I have not used C++ for many years and I am following your tutorial to refresh and update my knowledge.
The Pointers section explains * and & prefixes, but does not explain the & postfix. Fair enough, it will be introduced later.
In the Classes (II) section dealing with operator overloading the & postfix does appear, but with no explanation as to what it is.
Eventually in the Copy Constructor part of the next section it is described as a 'reference to the class itself', which still needs clarification.
As far as I am able to remember, I would define it as used on an argument that is passed as a pointer but used as if it has already been dereferenced. I think this should be explained at the start of the Classes (II) section. (especially if I have got it wrong!)
Suggesting changes to the content of CPlusPlus needs to be made to the site's admin (the "Spotted an error? contact us" link at the bottom of every page).
-- a reference is LIKE a pointer in many ways, but is not a pointer.
if you look at a tutorial on c++ references, it will help.
as far as your question...
class foo
{
foo (const foo &input); // header for copy constructor has a reference (not a pointer) to the same type as the class for its parameter (because you are planning on copying from a thing of type foo to another thing of type foo).
}
these work just like a reference parameter in any other function.
void bar(int &x); //x was passed by reference and if x is changed inside the function it will change what was passed into it. If this is not familiar, you need to stop here and study this carefully.
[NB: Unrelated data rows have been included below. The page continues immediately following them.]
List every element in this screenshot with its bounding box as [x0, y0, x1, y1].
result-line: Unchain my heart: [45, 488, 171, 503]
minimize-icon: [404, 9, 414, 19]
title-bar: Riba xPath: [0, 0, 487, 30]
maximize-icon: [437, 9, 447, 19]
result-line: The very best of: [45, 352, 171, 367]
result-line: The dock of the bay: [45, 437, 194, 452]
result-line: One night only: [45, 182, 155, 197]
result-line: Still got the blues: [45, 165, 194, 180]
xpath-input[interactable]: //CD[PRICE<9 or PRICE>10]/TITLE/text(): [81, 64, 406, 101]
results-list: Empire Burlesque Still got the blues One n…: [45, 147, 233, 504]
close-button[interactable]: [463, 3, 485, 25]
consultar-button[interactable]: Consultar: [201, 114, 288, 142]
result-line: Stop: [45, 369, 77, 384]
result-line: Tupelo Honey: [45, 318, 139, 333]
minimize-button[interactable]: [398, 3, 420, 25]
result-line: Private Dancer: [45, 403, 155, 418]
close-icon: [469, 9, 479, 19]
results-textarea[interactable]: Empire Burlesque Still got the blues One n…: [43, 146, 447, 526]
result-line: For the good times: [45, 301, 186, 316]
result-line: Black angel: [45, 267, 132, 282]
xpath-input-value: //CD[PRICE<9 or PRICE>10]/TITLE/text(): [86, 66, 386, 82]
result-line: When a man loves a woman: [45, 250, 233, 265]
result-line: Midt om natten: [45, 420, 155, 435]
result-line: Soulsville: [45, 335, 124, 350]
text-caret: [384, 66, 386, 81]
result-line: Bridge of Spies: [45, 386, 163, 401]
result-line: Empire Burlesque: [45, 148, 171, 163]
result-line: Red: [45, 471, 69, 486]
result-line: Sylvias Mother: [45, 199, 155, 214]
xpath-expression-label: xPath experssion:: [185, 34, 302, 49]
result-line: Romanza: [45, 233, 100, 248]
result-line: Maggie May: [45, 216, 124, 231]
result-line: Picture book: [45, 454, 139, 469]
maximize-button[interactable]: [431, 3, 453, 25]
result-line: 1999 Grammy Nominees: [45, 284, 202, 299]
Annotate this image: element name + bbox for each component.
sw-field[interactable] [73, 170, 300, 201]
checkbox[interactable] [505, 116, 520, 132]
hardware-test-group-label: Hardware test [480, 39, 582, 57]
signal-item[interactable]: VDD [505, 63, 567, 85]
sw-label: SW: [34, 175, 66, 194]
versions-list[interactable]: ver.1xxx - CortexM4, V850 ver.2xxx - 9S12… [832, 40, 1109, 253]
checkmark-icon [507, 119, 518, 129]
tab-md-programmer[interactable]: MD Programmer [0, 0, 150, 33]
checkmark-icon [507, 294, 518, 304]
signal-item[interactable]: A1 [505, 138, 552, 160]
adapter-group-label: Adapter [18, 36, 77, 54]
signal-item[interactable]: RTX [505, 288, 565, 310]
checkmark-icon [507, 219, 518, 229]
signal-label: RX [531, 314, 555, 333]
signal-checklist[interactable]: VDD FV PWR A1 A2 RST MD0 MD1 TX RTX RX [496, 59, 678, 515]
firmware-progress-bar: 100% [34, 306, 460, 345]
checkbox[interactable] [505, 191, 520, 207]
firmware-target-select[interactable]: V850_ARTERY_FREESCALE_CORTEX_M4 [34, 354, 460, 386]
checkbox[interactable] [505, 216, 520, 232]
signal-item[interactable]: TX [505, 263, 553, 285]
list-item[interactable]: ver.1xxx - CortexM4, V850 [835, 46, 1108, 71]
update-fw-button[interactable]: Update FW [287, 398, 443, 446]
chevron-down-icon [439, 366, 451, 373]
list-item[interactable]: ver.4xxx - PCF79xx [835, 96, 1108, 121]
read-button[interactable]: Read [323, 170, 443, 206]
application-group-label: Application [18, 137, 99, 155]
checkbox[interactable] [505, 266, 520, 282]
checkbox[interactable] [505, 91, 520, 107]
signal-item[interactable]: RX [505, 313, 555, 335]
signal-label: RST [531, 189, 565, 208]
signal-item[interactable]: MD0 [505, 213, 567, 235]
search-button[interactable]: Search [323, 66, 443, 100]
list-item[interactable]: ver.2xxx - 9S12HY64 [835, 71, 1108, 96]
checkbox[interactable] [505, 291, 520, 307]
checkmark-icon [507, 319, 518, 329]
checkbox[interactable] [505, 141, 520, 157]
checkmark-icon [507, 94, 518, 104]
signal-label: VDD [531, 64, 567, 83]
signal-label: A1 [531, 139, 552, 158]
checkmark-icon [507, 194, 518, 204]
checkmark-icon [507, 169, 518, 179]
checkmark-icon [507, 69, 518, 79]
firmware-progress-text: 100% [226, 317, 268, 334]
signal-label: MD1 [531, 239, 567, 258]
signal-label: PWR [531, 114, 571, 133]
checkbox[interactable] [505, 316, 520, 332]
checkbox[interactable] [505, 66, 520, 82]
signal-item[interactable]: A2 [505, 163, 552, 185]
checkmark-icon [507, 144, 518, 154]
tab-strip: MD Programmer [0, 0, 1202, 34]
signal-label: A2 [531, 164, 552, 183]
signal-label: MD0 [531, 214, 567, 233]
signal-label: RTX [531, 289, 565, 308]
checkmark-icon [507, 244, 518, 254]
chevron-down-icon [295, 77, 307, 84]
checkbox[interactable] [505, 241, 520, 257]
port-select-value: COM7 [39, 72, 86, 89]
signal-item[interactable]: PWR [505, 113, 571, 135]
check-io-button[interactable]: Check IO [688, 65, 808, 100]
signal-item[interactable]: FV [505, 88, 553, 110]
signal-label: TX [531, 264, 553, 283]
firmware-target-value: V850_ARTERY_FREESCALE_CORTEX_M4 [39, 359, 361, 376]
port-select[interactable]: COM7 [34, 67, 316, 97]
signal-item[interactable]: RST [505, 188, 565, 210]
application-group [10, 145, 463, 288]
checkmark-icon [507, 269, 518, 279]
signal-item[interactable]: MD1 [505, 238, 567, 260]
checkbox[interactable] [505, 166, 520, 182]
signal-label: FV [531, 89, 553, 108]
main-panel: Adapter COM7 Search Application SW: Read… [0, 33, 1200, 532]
a reference is LIKE a pointer in many ways, but is not a pointer.
To forestall a bunfight that happens over and over... :)
While it is true that many implementations often choose to implement references "under the hood" as memory addresses (i.e. identical to a pointer), that's "just" an implementation detail. In the C++ language, a reference is not the same as a pointer, and a reference is not "just a dereferenced pointer".
As Jonnin says, a reference is not a pointer, even if compilers often choose to write the assembly code related to a reference similarly to how they write assembly related to pointers.